All the years while he was writing for Dawn’s OpEd, life was not easy for whoever was handling his copies. There were arguments in abundance. His presence in the Dawn office on Monday, the day after his column was published, invariably spelt disaster. He has never liked what he terms ‘self-censcissorship’ — he is quick at coining smart expressions.

He began writing when the hated press and publications ordinance was struck off the statute book. His very first (Nov 11, 1988) column was devoted to press freedom. He had called on the “disunited men of the press in Pakistan” to develop “a conscience and a spine”.

Cowasjee had spoken with great hope of the press council that was on the cards way back in 1988. But he wanted the regulatory mechanism to be devised by the press itself. “Let its institutionalists not select, elect or nominate to it even by ‘popular acclaim’ a toady, an acquiescer or a boneless man”. Where is the press council? Small wonder AC is a disillusioned man.

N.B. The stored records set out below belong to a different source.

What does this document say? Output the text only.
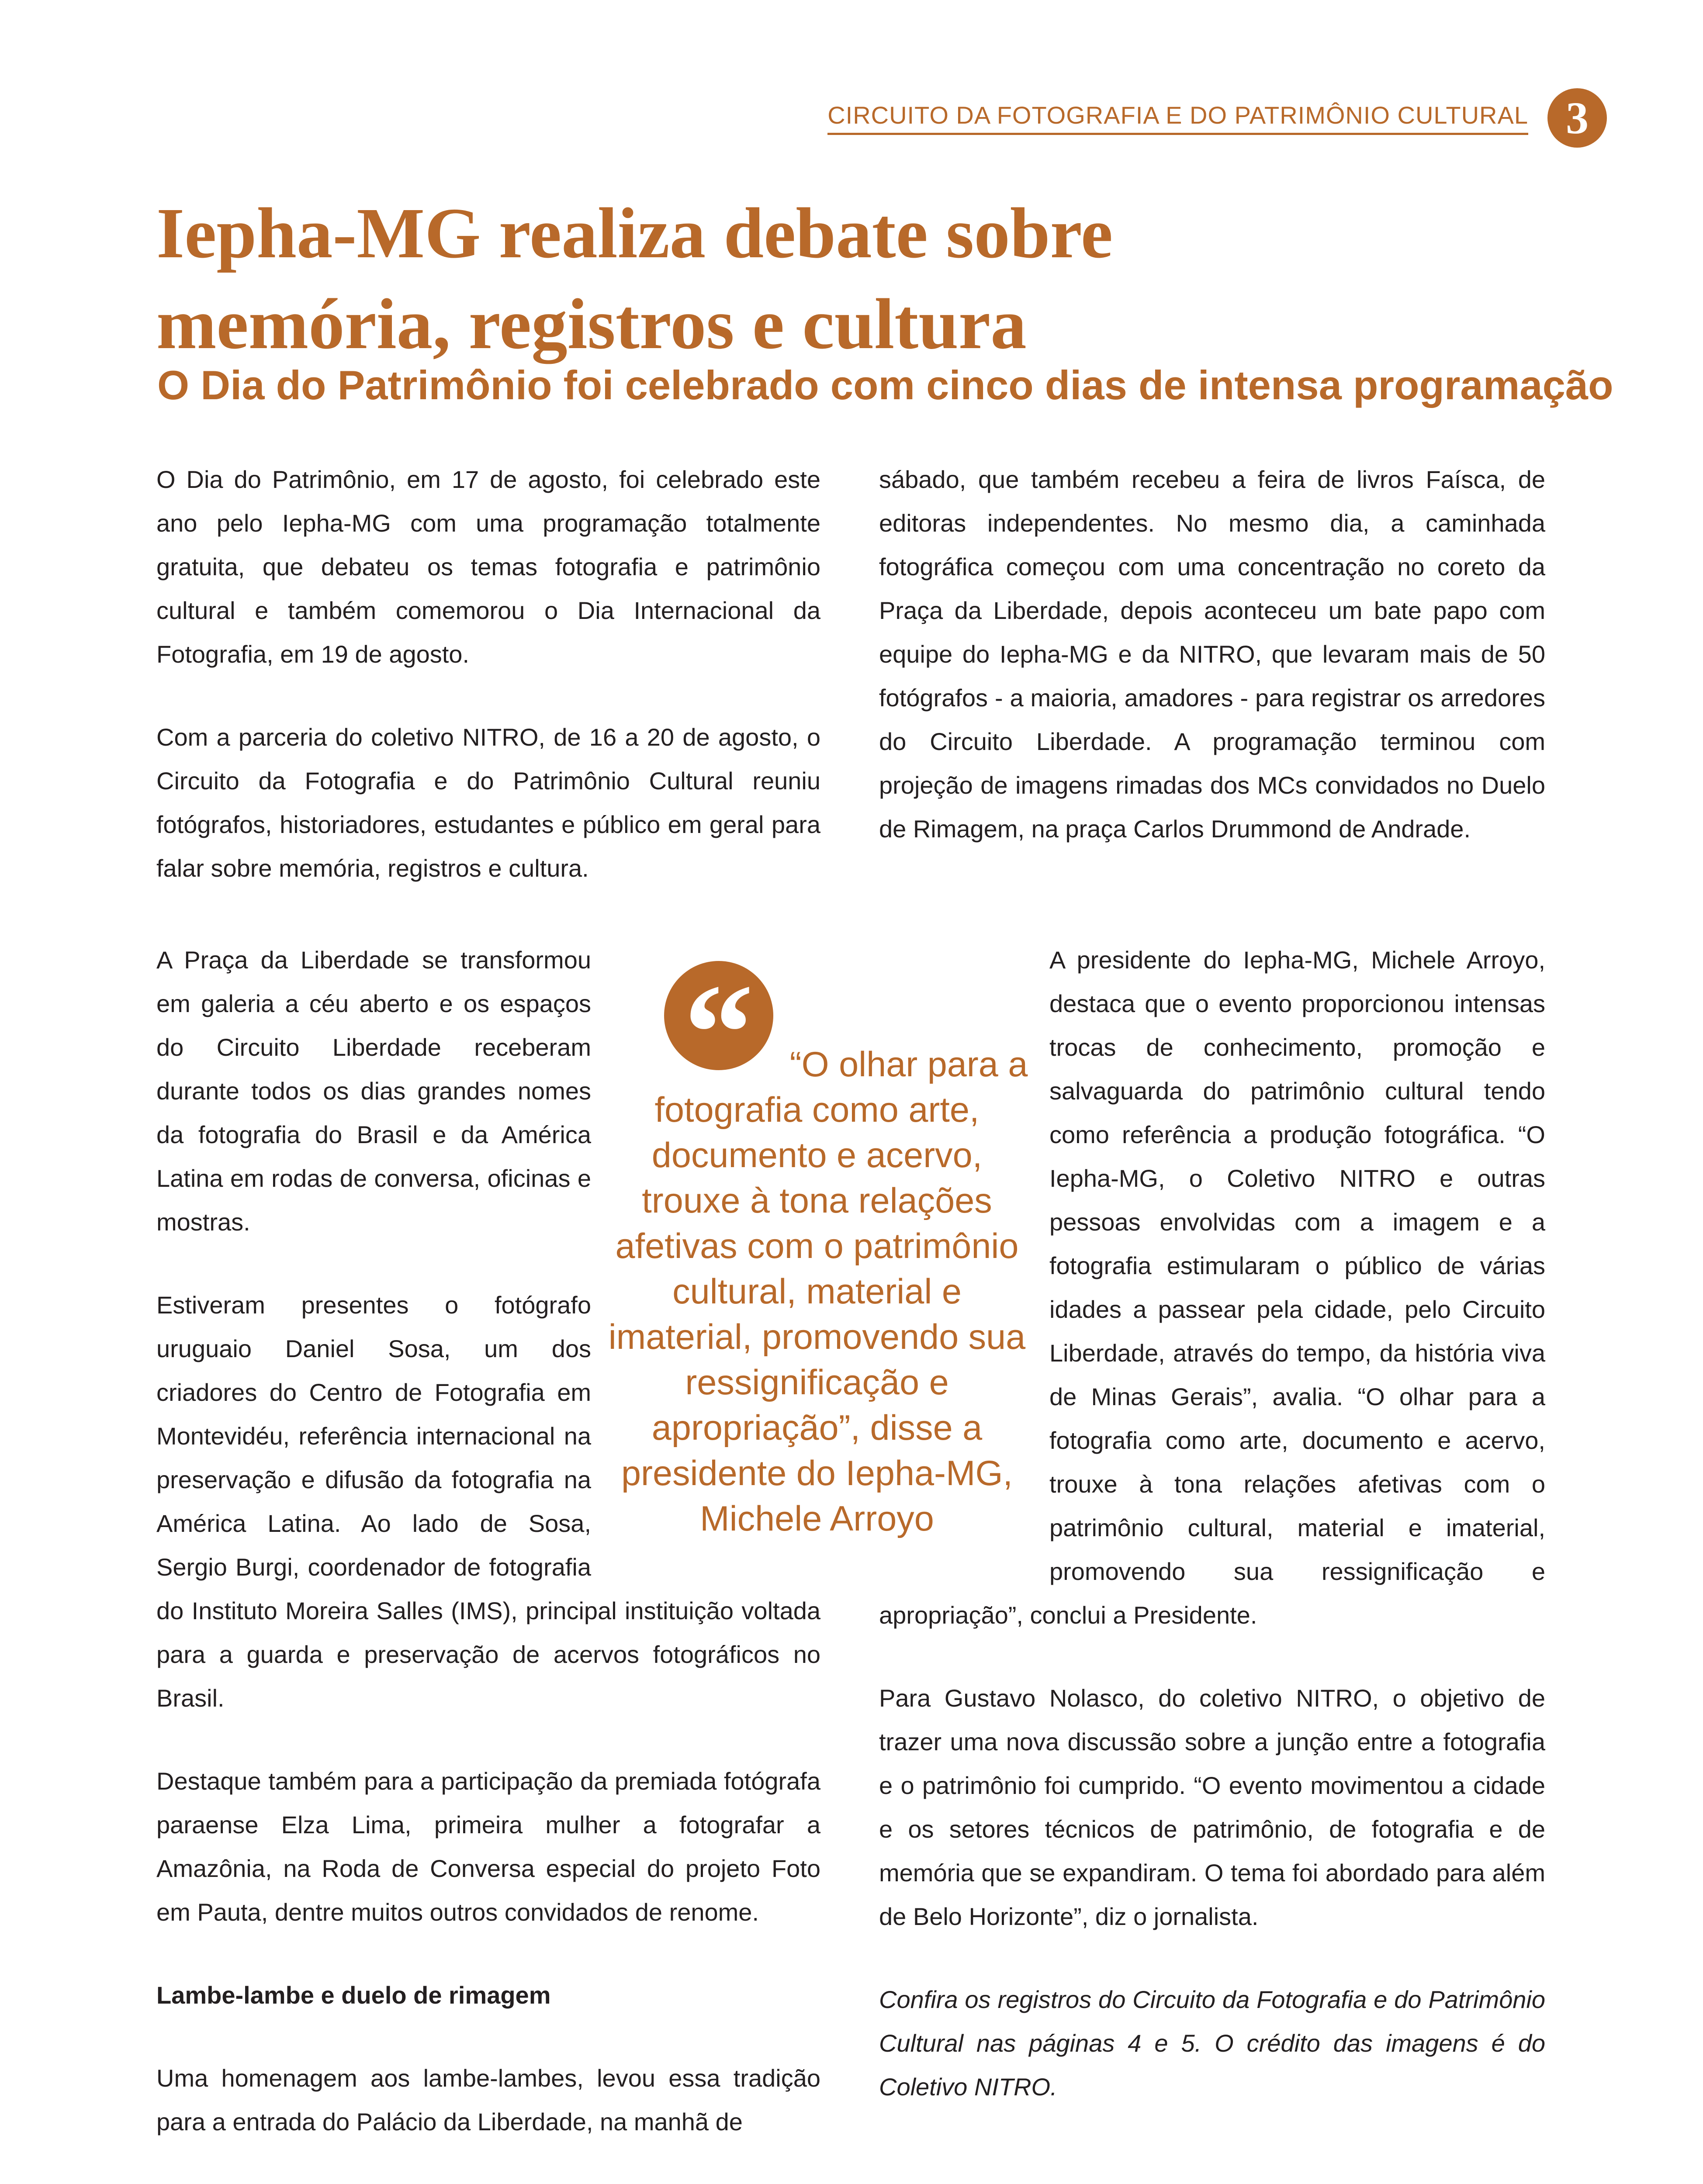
CIRCUITO DA FOTOGRAFIA E DO PATRIMÔNIO CULTURAL 3
Iepha-MG realiza debate sobre
memória, registros e cultura
O Dia do Patrimônio foi celebrado com cinco dias de intensa programação

O Dia do Patrimônio, em 17 de agosto, foi celebrado este ano pelo Iepha-MG com uma programação totalmente gratuita, que debateu os temas fotografia e patrimônio cultural e também comemorou o Dia Internacional da Fotografia, em 19 de agosto.

Com a parceria do coletivo NITRO, de 16 a 20 de agosto, o Circuito da Fotografia e do Patrimônio Cultural reuniu fotógrafos, historiadores, estudantes e público em geral para falar sobre memória, registros e cultura.

sábado, que também recebeu a feira de livros Faísca, de editoras independentes. No mesmo dia, a caminhada fotográfica começou com uma concentração no coreto da Praça da Liberdade, depois aconteceu um bate papo com equipe do Iepha-MG e da NITRO, que levaram mais de 50 fotógrafos - a maioria, amadores - para registrar os arredores do Circuito Liberdade. A programação terminou com projeção de imagens rimadas dos MCs convidados no Duelo de Rimagem, na praça Carlos Drummond de Andrade.

A Praça da Liberdade se transformou em galeria a céu aberto e os espaços do Circuito Liberdade receberam durante todos os dias grandes nomes da fotografia do Brasil e da América Latina em rodas de conversa, oficinas e mostras.

Estiveram presentes o fotógrafo uruguaio Daniel Sosa, um dos criadores do Centro de Fotografia em Montevidéu, referência internacional na preservação e difusão da fotografia na América Latina. Ao lado de Sosa, Sergio Burgi, coordenador de fotografia do Instituto Moreira Salles (IMS), principal instituição voltada para a guarda e preservação de acervos fotográficos no Brasil.

Destaque também para a participação da premiada fotógrafa paraense Elza Lima, primeira mulher a fotografar a Amazônia, na Roda de Conversa especial do projeto Foto em Pauta, dentre muitos outros convidados de renome.

Lambe-lambe e duelo de rimagem

Uma homenagem aos lambe-lambes, levou essa tradição para a entrada do Palácio da Liberdade, na manhã de

A presidente do Iepha-MG, Michele Arroyo, destaca que o evento proporcionou intensas trocas de conhecimento, promoção e salvaguarda do patrimônio cultural tendo como referência a produção fotográfica. “O Iepha-MG, o Coletivo NITRO e outras pessoas envolvidas com a imagem e a fotografia estimularam o público de várias idades a passear pela cidade, pelo Circuito Liberdade, através do tempo, da história viva de Minas Gerais”, avalia. “O olhar para a fotografia como arte, documento e acervo, trouxe à tona relações afetivas com o patrimônio cultural, material e imaterial, promovendo sua ressignificação e apropriação”, conclui a Presidente.

Para Gustavo Nolasco, do coletivo NITRO, o objetivo de trazer uma nova discussão sobre a junção entre a fotografia e o patrimônio foi cumprido. “O evento movimentou a cidade e os setores técnicos de patrimônio, de fotografia e de memória que se expandiram. O tema foi abordado para além de Belo Horizonte”, diz o jornalista.

Confira os registros do Circuito da Fotografia e do Patrimônio Cultural nas páginas 4 e 5. O crédito das imagens é do Coletivo NITRO.

“	“O olhar para a fotografia como arte, documento e acervo, trouxe à tona relações afetivas com o patrimônio cultural, material e imaterial, promovendo sua ressignificação e apropriação”, disse a presidente do Iepha-MG, Michele Arroyo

When I visited him last week he was sitting with a big notepad before him. It was blank. I asked him what he was writing. He said he was recording his thoughts. However, he did recite to me a stanza by the 19th-century Gujarati poet Dalpatram. It was lyrical. I couldn’t understand it fully.

‘Garda, lula, andua gharib maa ne baap; Mahadev teno dikro seva kare hum aap.’

But what I did understand was that the poet talks of self-help even in the direst times of helplessness. That touched a chord in me.